Among the countless treasures tucked away in the Beloit College Archives are many fine examples of student academic work: handwritten theses from the 19th century, Field Term reports from the Beloit Plan era of the 1960s and 1970s, folders chock full of poetry from John Rosenwald’s creative writing classes, and dozens of images developed and printed in campus darkrooms by Michael Simon’s photography students. There are also a great variety of student papers on Beloit itself. One paper focuses on the architecture of Pearsons Hall. Another paper studies isolationism on campus just prior to the U.S. entering World War II. Still another examines the advent of the Black Power movement on campus in the late 1960s. For their sociology class in the early 1930s, Fredericka Ramsey and Margaret Rider wrote a lengthy paper entitled “Traditions of Beloit College.” The students surveyed 36 Beloit traditions, including social, intellectual, scholastic, athletic, and religious. They also reported on “obsolete” traditions such as “no movies on Sundays,” explaining that “it was not until 1923 that students began to go to Sunday movies and although college authorities are opposed to it, students continue to go and probably in larger numbers each year.”
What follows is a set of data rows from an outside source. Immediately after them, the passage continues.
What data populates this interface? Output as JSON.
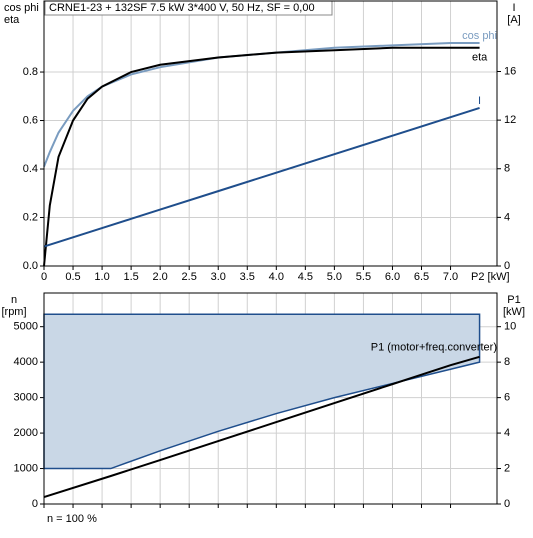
{
  "chart_data": [
    {
      "type": "line",
      "title": "CRNE1-23 + 132SF   7.5 kW   3*400 V, 50 Hz, SF = 0,00",
      "ylabel": [
        "cos phi",
        "eta"
      ],
      "y2label": [
        "I",
        "[A]"
      ],
      "xlabel": "P2 [kW]",
      "xlim": [
        0,
        7.8
      ],
      "ylim": [
        0,
        1.093
      ],
      "y2lim": [
        0,
        21.8
      ],
      "xticks": [
        0,
        0.5,
        {
          "value": 1,
          "label": "1.0"
        },
        1.5,
        {
          "value": 2,
          "label": "2.0"
        },
        2.5,
        {
          "value": 3,
          "label": "3.0"
        },
        3.5,
        {
          "value": 4,
          "label": "4.0"
        },
        4.5,
        {
          "value": 5,
          "label": "5.0"
        },
        5.5,
        {
          "value": 6,
          "label": "6.0"
        },
        6.5,
        {
          "value": 7,
          "label": "7.0"
        }
      ],
      "yticks": [
        {
          "value": 0,
          "label": "0.0"
        },
        0.2,
        0.4,
        0.6,
        0.8
      ],
      "y2ticks": [
        0,
        4,
        8,
        12,
        16
      ],
      "grid": true,
      "x": [
        0,
        0.1,
        0.25,
        0.5,
        0.75,
        1,
        1.5,
        2,
        3,
        4,
        5,
        6,
        7,
        7.5
      ],
      "series": [
        {
          "name": "cos phi",
          "color": "#7a9cc0",
          "values": [
            0.41,
            0.47,
            0.55,
            0.64,
            0.7,
            0.74,
            0.79,
            0.82,
            0.86,
            0.88,
            0.9,
            0.91,
            0.92,
            0.92
          ]
        },
        {
          "name": "eta",
          "color": "#000000",
          "values": [
            0,
            0.25,
            0.45,
            0.6,
            0.69,
            0.74,
            0.8,
            0.83,
            0.86,
            0.88,
            0.89,
            0.9,
            0.9,
            0.9
          ]
        },
        {
          "name": "I",
          "color": "#1f4e8c",
          "axis": "y2",
          "values": [
            1.6,
            1.75,
            1.98,
            2.36,
            2.74,
            3.12,
            3.88,
            4.64,
            6.16,
            7.68,
            9.2,
            10.72,
            12.24,
            13.0
          ]
        }
      ]
    },
    {
      "type": "area",
      "ylabel": [
        "n",
        "[rpm]"
      ],
      "y2label": [
        "P1",
        "[kW]"
      ],
      "note": "n = 100 %",
      "xlim": [
        0,
        7.8
      ],
      "ylim": [
        0,
        5950
      ],
      "y2lim": [
        0,
        11.9
      ],
      "yticks": [
        0,
        1000,
        2000,
        3000,
        4000,
        5000
      ],
      "y2ticks": [
        0,
        2,
        4,
        6,
        8,
        10
      ],
      "grid": true,
      "x": [
        0,
        1.15,
        2,
        3,
        4,
        5,
        6,
        7,
        7.5
      ],
      "area": {
        "color": "#c9d7e6",
        "edge": "#1f4e8c",
        "upper": [
          5350,
          5350,
          5350,
          5350,
          5350,
          5350,
          5350,
          5350,
          5350
        ],
        "lower": [
          1000,
          1000,
          1500,
          2050,
          2550,
          3000,
          3400,
          3800,
          4000
        ]
      },
      "series": [
        {
          "name": "P1 (motor+freq.converter)",
          "color": "#000000",
          "axis": "y2",
          "values": [
            0.39,
            1.58,
            2.48,
            3.55,
            4.62,
            5.69,
            6.76,
            7.83,
            8.3
          ]
        }
      ]
    }
  ]
}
In their survey form, under “attitudes held toward tradition,” they reveal a timeless tug of war between younger and older generations:
“The student body regards the tradition against movies on Sundays as being an old fashioned idea while members of the faculty regard it as being beneficial, believing that students leisure time could be used to better advantage.”
Of course many of the traditions popular in the 1930s are now long gone, supplanted by other traditions and later on replaced by still newer traditions. Perhaps an ambitious pair of students could replicate the 1930s study in 2014. For part one of a two-part series, let’s raid the archives collections and illustrate some of the traditions described by Ramsey and Rider.
The authors inform us that the tradition for having bands play at athletic games “is quite an old one. It originated to add color to games and to arouse enthusiasm…The students are in favor of it but don’t appreciate it much.” A 1930 photograph shows the college band next to Eaton Chapel, with floats trailing behind.
From its inception, the college fostered competitive debating societies, which later gave way to a debate club. By the turn of the 20th century, intercollegiate debates had nearly as rabid a Beloit following as did football. At the time of this study, the college’s speech department sponsored a “Debating Club” which pitted two teams composed of juniors and seniors against each other arguing important topics of the day.
The writers grouped the Ka Ne Literary Society, founded in 1920 for women students, under “Traditions – Intellectual.” The society met monthly for literary discussions and eventually published the Turtle, a magazine of poetry and fiction by Beloit College students, which appeared through the early 1950s.
Although Ramsey and Rider claimed “Hazing of Freshmen” as an obsolete tradition, some form of hazing continued for many more years. “The hazing of the freshmen started out easily but it became a cruel and vicious hazing,” they wrote. “The faculty and administration thoroughly disapproved and eventually forbade hazing. The students rather enjoyed it.” As a sophomore in 1909, Theodore Chrischilles depicted hazing in one of the many comical drawings illustrating his diary.
Exotic hats and dapper walking canes appealed to students of the late 19th century such as these members of the class of 1887, who appeared in rather wild garb as freshmen in 1884, apparently by choice. According to our sociologist students, “the faculty and administration were indifferent to this tradition.”
Christmas Vespers was a long standing tradition, replaced in recent years by annual holiday choral concerts held at Eaton Chapel. A typical program in the 1930s featured President Irving Maurer acting as minister to the congregation, guest organists and harpists, vesper and a capella choirs, and the singing of traditional Christmas carols.
After World War I, the college observed Armistice Day for many years. “This is another recognition service for those who lost their lives in the World War,” Ramsey and Rider wrote. “At this service all of the names of Beloit men are read to the College assembly, after which taps are blown terminating the service.” A rare photograph displays the World War I service flag hanging in Eaton Chapel, each star representing a member of the college family who served in the war.
Students loved a good roaring bonfire during Homecoming festivities or after football victories. Enterprising pyromaniacs raided local stores for discarded crates and boxes and barrels and hauled great piles of wood onto campus. By the early 1930s, victory bonfires had temporarily snuffed out because they “became too much work,” possibly due to conflagration fatigue. Wrote Ramsey and Rider: “They had the bonfire whether the team won or not.” Homecoming 1955, however, found the tradition alive and well, certainly ablaze with newfound vigor.